Poco a poco, el pelo se me ha caído sin contemplaciones. Algunos jóvenes me miran con pesar, otros me insultan. Soy un viejo precoz. Pero los Rolling Stones me protegen. El 12 de julio de 2012, según cuenta la leyenda, la banda cumple 50 años de vida, si nos atenemos a que fue la primera noche en la que tocaron Mick Jagger, Keith Richards y Brian Jones bajo el nombre de
Rollin’ Stones (acompañados del bajista Dick Taylor y del baterista Mick Avory: Charlie Watts estaba en medio del público…) en el Marquee Club londinense, haciéndole un homenaje onomástico al querido maestro Muddy Waters. Pero los viejos muchachos no son muy dados a las evocaciones.

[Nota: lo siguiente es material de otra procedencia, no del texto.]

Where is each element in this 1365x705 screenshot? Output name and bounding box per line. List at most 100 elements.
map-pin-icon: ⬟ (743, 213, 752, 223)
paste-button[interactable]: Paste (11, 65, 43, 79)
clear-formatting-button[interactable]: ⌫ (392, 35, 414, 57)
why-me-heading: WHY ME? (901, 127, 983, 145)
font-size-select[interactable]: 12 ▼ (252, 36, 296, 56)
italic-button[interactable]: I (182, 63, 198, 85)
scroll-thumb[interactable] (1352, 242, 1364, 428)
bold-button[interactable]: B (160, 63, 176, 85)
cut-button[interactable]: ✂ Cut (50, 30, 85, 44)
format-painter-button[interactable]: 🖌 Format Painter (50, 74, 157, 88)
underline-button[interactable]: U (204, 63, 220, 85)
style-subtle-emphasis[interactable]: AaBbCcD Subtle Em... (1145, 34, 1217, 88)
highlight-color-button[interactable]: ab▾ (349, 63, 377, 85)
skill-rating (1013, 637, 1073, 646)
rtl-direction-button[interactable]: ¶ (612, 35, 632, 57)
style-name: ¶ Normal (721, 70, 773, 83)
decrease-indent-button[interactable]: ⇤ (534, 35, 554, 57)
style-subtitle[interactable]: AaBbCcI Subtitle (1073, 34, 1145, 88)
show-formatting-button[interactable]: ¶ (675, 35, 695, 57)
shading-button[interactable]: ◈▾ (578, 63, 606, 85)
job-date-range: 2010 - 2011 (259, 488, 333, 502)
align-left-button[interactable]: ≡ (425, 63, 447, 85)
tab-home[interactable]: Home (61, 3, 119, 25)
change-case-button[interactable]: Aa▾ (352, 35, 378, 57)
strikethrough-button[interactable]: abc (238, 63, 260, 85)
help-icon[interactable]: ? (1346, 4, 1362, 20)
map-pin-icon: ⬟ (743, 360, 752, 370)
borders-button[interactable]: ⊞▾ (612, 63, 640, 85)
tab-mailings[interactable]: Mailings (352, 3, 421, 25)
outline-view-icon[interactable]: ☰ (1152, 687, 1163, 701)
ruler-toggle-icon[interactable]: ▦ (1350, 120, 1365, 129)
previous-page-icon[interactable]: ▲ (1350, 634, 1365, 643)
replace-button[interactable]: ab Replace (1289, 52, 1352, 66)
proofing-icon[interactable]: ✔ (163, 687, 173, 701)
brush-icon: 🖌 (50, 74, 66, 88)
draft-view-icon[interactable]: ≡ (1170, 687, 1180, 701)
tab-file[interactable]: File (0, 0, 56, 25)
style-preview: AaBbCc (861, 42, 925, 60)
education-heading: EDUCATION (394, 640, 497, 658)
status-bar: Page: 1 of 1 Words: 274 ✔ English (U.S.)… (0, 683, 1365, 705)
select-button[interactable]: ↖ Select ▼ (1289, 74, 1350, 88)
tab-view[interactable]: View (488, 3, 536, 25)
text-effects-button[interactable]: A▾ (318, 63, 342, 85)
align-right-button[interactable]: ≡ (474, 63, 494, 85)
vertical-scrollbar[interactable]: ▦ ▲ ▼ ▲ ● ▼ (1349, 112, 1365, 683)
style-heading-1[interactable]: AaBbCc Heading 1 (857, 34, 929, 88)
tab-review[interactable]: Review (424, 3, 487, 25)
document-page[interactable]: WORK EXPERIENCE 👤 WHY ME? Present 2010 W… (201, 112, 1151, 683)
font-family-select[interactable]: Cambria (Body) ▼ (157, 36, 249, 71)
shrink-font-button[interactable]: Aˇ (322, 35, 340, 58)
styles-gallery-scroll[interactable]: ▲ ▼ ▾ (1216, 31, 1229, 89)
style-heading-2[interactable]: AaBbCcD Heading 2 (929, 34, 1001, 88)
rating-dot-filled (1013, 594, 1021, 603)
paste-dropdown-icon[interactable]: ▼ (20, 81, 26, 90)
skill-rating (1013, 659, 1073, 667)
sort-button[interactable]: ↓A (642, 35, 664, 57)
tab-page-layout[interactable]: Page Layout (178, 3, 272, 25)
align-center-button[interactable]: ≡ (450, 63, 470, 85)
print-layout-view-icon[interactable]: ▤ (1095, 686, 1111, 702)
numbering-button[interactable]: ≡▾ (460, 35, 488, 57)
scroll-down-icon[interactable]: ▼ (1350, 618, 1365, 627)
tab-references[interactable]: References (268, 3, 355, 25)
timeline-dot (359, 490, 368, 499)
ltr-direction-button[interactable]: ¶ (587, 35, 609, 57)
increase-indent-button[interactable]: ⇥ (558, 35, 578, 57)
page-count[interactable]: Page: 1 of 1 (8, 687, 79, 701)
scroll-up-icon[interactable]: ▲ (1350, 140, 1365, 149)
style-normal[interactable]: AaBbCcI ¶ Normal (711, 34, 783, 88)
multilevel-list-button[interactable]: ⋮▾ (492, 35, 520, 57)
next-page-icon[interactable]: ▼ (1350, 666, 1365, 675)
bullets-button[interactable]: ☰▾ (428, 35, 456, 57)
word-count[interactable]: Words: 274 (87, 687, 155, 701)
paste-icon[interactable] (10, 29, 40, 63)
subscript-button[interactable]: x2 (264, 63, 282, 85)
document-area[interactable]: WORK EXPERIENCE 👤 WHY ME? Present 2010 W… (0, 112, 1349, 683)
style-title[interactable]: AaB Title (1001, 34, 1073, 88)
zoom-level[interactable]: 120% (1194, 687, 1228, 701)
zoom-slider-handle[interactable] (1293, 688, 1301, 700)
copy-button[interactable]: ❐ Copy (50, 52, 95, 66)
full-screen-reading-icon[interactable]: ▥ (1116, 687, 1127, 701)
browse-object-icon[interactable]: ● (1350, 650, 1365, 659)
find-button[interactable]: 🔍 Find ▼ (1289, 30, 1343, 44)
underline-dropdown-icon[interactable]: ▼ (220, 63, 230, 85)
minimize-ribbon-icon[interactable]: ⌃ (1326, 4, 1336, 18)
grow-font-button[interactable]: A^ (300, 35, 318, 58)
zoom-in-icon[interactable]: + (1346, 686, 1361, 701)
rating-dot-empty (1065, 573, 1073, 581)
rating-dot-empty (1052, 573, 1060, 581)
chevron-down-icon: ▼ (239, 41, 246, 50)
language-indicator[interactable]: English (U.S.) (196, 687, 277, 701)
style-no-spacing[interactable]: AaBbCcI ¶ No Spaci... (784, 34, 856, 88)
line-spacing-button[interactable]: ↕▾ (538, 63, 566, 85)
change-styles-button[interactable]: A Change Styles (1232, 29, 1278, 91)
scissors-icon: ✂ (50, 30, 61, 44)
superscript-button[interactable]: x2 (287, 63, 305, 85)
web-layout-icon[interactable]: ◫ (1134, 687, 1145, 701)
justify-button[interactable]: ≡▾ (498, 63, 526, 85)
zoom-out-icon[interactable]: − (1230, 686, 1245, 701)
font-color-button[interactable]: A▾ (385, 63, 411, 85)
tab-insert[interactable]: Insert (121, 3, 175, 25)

“I always hate nostalgia / living in the past…” canta Jagger en uno de los temas de su cuarto álbum en solitario. Es posible. Aunque uno no sabe qué quiere decir “nostalgia” en el aceleradísimo vocabulario del vocalista de la banda. Hoy, en este nuevo milenio que ni los Rolling Stones ni nadie pensábamos sobrevivir, seguimos escuchando los sonidos de sus álbumes, las imágenes de sus discos y la reproducción feliz de sus mejores secretos guardados (¡Ah, el nuevo
Exile On Main St.! ¡Ah, el nuevo
Some Girls! ¡Ah, la película
Shine A Light de Martin Scorsese!). Leemos los libros sobre los Stones (en mi casa ya supero los cincuenta… y aún no me han botado) y celebramos que Keith Richards haya aprendido a escribir ad portas de los 70 años un libro tan grandioso como su
Life.
Por mi parte, ya he publicado 4 libros donde los Stones son protagonistas. No sabemos, o no sé, a ciencia cierta, a dónde nos va a llevar esta fascinación desquiciada. Dicen los que saben que el caballero Alonso Quijano enloqueció tras leerse todos los libros de caballería que se le cruzaron por el camino. Pero enloqueció feliz. Por mi parte, es cierto que he envejecido al son de una música que sólo deberían merecer los más jóvenes y los más hermosos del reino. No sé si me quede tiempo para enloquecer. Quizás ya es demasiado tarde. Pero lo que sí sé es que los Rolling Stones han envejecido como Benjamin Button: Mick Jagger y Keith Richards cumplen pronto sus 69 años: y ya se sabe cuántas pompas salen de un número 69. Este único viaje a la semilla es un canto del cisne que se asemeja sin vergüenzas a la gesta del patito feo. Todos fuimos un poco los pajarracos aulladores que vimos cómo se levantó por los aires el pterodáctilo y, mientras el mundo se acababa, él sacaba su lengua de fuego para convertir su propia muerte en la canción pirata del primer disco del Espíritu Santo.
Dicen los oráculos que, en el 2013, habrá nuevos conciertos de los Rolling Stones. Yo ya compré mis boletas. Y todavía no han empezado a venderlas.